The assignment mechanism in the Reg SHO experiment is unusually transparent, even by the standards of natural experiments. Nonetheless care is needed to identify the treatment and control firms and we believe it is instructive to walk through the steps needed to do so, as we do in this section. (Readers who find the code details tedious could easily skip ahead to Section 19.2.3 on a first reading. We say “first reading” because there are subtle issues with natural experiments that this section helps to highlight, so it may be worth revisiting this section once you have read the later material.)

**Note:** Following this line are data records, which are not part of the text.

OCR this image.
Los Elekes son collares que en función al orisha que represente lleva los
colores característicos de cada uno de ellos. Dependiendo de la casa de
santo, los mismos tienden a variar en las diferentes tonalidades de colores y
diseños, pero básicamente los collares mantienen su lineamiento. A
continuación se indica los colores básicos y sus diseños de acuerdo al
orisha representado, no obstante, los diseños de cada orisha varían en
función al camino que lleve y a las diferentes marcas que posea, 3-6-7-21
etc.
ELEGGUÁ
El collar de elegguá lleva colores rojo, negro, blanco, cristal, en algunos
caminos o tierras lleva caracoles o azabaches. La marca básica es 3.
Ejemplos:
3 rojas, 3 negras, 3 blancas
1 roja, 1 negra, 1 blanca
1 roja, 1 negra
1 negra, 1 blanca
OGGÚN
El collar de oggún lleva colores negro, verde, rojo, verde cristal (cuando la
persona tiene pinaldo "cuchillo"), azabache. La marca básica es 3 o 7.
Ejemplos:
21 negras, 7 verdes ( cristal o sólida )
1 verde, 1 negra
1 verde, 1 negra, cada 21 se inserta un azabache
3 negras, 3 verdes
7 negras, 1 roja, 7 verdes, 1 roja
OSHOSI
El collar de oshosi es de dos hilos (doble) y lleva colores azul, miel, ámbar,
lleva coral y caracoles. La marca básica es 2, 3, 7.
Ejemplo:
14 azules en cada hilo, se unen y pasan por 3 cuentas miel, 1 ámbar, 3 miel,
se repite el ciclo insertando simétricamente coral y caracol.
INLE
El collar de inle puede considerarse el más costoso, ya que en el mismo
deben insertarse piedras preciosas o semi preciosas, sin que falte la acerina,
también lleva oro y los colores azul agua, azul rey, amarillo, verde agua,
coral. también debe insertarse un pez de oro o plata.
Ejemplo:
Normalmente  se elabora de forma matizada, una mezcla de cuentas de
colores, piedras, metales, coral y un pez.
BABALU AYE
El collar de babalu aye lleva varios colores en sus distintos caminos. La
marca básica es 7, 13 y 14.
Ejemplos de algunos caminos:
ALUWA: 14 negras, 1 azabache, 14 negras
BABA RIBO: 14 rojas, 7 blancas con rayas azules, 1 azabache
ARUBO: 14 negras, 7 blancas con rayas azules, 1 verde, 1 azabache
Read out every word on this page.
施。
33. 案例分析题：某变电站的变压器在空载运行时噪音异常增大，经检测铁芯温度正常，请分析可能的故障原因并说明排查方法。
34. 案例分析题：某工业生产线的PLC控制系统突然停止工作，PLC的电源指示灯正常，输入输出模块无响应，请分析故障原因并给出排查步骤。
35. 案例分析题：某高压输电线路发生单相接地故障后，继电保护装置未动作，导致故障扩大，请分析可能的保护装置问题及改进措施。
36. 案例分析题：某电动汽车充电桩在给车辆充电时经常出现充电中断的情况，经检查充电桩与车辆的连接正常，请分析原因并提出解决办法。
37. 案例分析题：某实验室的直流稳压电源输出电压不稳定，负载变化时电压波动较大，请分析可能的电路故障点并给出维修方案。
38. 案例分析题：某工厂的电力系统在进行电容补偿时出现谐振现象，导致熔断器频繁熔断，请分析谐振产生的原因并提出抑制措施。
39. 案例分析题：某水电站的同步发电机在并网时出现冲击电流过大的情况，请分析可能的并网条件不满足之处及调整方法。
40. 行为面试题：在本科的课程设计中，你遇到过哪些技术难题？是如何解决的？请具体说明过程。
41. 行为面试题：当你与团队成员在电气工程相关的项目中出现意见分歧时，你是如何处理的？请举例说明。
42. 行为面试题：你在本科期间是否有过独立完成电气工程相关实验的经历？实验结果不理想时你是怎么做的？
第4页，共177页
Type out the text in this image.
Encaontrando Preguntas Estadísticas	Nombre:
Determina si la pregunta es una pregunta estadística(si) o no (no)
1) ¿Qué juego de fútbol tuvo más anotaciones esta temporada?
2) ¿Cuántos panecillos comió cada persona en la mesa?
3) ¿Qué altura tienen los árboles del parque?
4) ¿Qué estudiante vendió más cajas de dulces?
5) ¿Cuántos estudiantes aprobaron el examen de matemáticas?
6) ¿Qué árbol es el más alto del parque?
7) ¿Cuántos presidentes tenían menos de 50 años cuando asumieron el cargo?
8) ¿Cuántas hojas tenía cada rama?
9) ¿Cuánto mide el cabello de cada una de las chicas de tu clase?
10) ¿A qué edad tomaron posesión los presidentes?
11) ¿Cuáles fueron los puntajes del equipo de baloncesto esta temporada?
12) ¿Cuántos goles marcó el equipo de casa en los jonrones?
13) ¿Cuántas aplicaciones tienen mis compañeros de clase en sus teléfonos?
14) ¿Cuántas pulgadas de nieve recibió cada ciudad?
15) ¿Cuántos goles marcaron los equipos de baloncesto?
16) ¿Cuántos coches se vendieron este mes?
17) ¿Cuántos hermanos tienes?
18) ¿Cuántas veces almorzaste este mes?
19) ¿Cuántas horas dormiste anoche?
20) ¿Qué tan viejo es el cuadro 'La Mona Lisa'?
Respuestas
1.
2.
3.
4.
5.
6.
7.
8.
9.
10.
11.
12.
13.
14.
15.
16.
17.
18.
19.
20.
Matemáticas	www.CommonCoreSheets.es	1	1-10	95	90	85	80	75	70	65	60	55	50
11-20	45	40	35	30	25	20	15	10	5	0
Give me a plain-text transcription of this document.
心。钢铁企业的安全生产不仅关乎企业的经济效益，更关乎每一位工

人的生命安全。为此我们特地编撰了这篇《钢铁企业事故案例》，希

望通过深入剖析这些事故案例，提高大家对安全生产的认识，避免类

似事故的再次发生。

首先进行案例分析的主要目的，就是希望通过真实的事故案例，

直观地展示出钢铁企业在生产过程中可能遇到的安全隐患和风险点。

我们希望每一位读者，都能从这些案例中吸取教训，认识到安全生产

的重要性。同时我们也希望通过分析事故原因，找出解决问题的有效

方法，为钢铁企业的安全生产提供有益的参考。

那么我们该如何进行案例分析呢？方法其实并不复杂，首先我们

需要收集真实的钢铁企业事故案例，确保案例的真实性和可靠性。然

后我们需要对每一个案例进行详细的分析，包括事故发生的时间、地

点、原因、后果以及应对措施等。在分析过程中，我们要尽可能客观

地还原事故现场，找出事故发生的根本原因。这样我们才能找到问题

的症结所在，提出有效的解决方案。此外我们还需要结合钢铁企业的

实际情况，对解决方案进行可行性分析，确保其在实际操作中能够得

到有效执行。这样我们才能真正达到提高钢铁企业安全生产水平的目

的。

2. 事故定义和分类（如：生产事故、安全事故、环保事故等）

The SEC’s website provides data on the names and tickers of the Reg SHO pilot firms. These data have been parsed and included as the sho_tickers data set in the farr package.

# A tibble: 986 × 2
   ticker co_name                 
   <chr>  <chr>                   
 3 AAON   AAON INC                
 7 ABGX   ABGENIX INC             
 9 ABMD   ABIOMED INC             
# ℹ 976 more rows

However, these are just the pilot firms and we need to use other sources to obtain the identities of the control firms. It might seem perverse for the SEC to have published lists of treatment stocks, but no information on control stocks.4 One explanation for this choice might be that, because special action (i.e., elimination of price tests) was only required for the treatment stocks (for the control stocks, it was business as usual), no lists of controls were needed for the markets to implement the pilot. Additionally, because the SEC had a list of the control stocks that it would use in its own statistical analysis, it had no reason to publish lists for this purpose. Fortunately, while the SEC did not tell us who the control stocks were, it provides enough information for us to identify them, which we do below.

First, we know that the pilot stocks were selected from the Russell 3000, the component stocks of which are found in the sho_r3000 data set from the farr package.

# A tibble: 3,000 × 2
   russell_ticker russell_name            
   <chr>          <chr>                   
 2 AA             ALCOA INC               
 4 AACE           ACE CASH EXPRESS INC    
 5 AAI            AIRTRAN HOLDINGS INC    
 6 AAON           AAON INC                
 8 AAPL           APPLE COMPUTER INC      
 9 ABAX           ABAXIS INC              
# ℹ 2,990 more rows

While the Russell 3000 contains 3,000 securities, the SEC and Black et al. (2019) tell us that, in constructing the pilot sample, the SEC excluded 32 stocks in the Russell 3000 index that, as of 25 June 2004, were not listed on the Nasdaq National Market, NYSE or AMEX “because short sales in these securities are currently not subject to a price test.” The SEC also excluded 12 stocks that started trading after April 30, 2004 due to IPOs or spin-offs. And, from Black et al. (2019), we know there were two additional stocks that stopped trading after 25 June 2004 but before the SEC constructed its sample on 28 June 2004. We can get the data for each of these criteria from CRSP, but we need to first merge the Russell 3000 data with CRSP to identify the right PERMNO for each security. For this purpose, we will use data from the five CRSP tables below.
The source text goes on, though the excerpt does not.